Meta admits revenue from fraud and scam ads ‘might’ have accounted for 3-4% of total revenue
At the Advertising Association’s annual LEAD conference in London on Thursday, Rima Amin, security policy manager for community defense at Meta, was asked to respond to a November report from Reuters that revealed the tech giant internally projected that it would earn about 10% of its overall annual revenue in 2024 (equivalent to $16bn) from running ads for scams and banned goods.
Disputing the reporting in front of an audience of hundreds of UK advertising industry leaders, Amin said of the 10% figure: “That is not true, that is not accurate, it is a misinterpretation of the [leaked] document.”
She explained that Meta intentionally “cast a wide net”, overestimating the scale of the problem of scam and fraud ads on its platform. “If you’re looking at a problem like scams, that is very complex, you need to be able to study them,” she reasoned.
The 10% figure in the internal report, Amin insisted, was inclusive of real scam ads, ads that were “suspicious” but not conclusively fraudulent, and ads from some legitimate businesses that weren’t violating Meta’s policies but that scammers appeared to have been copying.
In reality, she claimed, “real scams” on Meta “might” have accounted for 3-4% of Meta’s total annual revenue in 2024.
Even if that explanation is taken at face value, it would still mean that Meta knowingly earned between $5bn and $7bn off of scam or fradulent ads in 2024.
“It’s higher than we would like it to be,” Amin admitted, adding the tech giant “expect[s] that number to drop” in 2025.
According to Amin, 55% of Meta’s 2024 ad revenue derived from verified advertisers.
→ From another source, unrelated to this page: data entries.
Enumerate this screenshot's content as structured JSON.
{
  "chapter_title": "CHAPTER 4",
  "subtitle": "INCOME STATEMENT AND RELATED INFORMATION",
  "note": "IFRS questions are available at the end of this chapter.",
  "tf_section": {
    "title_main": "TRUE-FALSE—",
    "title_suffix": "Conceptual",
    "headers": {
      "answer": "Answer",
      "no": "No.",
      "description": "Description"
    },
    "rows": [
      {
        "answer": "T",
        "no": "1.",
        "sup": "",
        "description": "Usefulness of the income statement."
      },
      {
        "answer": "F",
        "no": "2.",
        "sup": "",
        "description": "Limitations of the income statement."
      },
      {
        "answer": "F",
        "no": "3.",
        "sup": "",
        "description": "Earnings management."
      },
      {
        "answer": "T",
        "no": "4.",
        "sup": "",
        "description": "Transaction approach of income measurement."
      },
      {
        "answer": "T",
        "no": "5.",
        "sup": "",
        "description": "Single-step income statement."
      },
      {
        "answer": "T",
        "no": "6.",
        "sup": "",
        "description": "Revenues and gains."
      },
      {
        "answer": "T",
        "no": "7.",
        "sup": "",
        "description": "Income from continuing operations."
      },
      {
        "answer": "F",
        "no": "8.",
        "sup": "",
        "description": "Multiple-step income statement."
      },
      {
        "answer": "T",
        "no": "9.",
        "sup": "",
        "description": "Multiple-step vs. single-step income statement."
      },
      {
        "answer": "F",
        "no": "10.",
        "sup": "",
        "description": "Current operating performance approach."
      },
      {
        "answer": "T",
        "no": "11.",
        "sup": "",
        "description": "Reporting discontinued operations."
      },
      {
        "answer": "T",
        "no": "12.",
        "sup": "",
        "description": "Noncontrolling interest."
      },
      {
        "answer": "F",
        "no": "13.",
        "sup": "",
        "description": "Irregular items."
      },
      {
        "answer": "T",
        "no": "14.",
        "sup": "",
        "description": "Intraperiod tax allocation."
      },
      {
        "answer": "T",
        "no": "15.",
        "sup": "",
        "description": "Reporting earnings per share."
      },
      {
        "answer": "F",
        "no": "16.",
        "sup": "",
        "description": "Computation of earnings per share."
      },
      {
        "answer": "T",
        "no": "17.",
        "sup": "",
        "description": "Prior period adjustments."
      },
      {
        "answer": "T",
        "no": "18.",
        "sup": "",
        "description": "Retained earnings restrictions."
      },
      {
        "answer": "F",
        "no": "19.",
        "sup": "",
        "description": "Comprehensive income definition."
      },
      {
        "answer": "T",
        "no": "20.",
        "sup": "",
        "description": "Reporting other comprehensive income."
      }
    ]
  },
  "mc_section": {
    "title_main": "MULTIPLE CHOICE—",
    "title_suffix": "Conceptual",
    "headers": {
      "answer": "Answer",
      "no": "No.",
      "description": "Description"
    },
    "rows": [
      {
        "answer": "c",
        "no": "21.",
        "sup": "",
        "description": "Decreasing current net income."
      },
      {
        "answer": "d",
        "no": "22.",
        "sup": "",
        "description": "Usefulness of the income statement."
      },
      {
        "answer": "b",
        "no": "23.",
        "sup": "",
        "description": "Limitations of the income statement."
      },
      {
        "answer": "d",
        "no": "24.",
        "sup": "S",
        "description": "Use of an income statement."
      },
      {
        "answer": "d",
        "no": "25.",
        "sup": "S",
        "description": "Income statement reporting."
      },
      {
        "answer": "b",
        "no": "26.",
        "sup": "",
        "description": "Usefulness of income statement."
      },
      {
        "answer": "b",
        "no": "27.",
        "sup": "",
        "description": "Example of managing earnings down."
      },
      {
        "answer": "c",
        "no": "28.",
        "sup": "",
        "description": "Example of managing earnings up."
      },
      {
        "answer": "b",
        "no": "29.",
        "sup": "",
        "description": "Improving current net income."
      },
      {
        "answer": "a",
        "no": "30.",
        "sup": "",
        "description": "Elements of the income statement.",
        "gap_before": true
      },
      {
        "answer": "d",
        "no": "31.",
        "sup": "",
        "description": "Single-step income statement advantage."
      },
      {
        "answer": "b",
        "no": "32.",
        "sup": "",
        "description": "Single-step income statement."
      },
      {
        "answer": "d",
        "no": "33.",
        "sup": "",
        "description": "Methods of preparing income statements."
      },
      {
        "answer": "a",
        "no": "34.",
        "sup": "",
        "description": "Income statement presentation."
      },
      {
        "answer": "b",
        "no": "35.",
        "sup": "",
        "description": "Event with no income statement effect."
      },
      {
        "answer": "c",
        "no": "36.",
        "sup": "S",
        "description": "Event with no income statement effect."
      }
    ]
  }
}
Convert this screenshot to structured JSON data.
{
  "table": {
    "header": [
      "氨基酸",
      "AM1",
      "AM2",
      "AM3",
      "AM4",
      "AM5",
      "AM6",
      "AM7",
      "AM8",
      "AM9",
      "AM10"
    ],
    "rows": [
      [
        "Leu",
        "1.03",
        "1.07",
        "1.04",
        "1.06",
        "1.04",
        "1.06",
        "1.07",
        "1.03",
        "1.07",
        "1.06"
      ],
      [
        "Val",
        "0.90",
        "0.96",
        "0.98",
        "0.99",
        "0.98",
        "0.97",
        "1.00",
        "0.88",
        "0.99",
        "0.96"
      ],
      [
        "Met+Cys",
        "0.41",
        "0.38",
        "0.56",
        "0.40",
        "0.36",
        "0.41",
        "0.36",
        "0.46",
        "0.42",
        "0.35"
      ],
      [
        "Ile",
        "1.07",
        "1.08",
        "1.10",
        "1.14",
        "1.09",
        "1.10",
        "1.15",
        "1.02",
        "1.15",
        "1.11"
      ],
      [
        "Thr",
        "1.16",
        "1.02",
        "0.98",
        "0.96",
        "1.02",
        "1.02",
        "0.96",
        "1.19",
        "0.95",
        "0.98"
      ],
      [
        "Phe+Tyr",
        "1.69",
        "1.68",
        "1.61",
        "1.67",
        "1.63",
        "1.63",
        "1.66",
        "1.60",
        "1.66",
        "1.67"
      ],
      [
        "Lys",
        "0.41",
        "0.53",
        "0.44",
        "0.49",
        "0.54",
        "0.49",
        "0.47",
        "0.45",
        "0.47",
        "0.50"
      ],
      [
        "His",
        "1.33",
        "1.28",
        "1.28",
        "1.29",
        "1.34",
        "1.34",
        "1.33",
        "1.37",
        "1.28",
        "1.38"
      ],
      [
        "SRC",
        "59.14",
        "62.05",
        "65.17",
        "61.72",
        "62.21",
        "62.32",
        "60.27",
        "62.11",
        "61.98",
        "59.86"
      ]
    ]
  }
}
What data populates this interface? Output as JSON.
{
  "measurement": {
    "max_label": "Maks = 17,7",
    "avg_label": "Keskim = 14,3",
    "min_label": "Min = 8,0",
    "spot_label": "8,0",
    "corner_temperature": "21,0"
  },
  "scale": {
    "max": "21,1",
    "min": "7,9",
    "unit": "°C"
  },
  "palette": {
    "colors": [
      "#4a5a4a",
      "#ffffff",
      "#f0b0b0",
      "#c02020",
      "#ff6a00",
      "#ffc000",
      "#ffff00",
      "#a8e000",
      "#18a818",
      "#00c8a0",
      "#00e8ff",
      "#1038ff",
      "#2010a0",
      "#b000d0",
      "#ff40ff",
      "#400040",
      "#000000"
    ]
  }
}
Amin claimed Meta increased that figure to 70% in 2025, and hopes to further increase that to 90% in 2026 by expanding verification requirements for advertisers on the platform.
Amin also indicated Meta has grown efforts to increase its collaboration with global law enforcement to help assist authorities in cracking down on ad fraud.
Despite Meta knowingly earning billions of dollars in revenue from scam ads, the company was awarded the IAB’s Gold Standard certification last year. Critics, including Lindsay Clay, CEO of TV industry marketing body Thinkbox, accussed the IAB’s certificate of becoming “tarnished gold; a fig leaf on a bin fire” and amounting to “scam-washing”.
During the panel, IAB UK’s head of policy and public affairs, Sinead Coogan Jobes, responded to the criticism by downplaying the purpose of the Gold Standard certificate, stating that it is meant to help advertisers have confidence that buyers and sellers in the digital media market are “playing their role in doing the right thing”.
She continued: “But what it isn’t, and what we’ve never claimed to be, is a single solution to this problem. We think it plays a very important role in raising the bar across the industry […] but it has to be part of a mix of the way that we solve these issues.”
During the panel, the LEAD audience was encouraged to submit questions to the moderator, Mark Lund OBE, co-chair of the Government Online Advertising Task Force.
Attendees submitted questions including:
Citing the large volume of questions submitted and limited time available, Lund instead loosely summarised the questions: “We’re starting to get questions in and they’re mostly about how the standards can improve, in terms of pre-vetting or moving to 100% verified advertisers. What’s the most likely possibility there?”
Amin responded that “no single tool on its own is going to fix this”, and pointed to iteration efforts Meta is making to its ad review system and to its verification efforts with advertisers.
“Fundamentally, we’re gonna take any piece of technology that is available and try to use it to drive this stuff down.”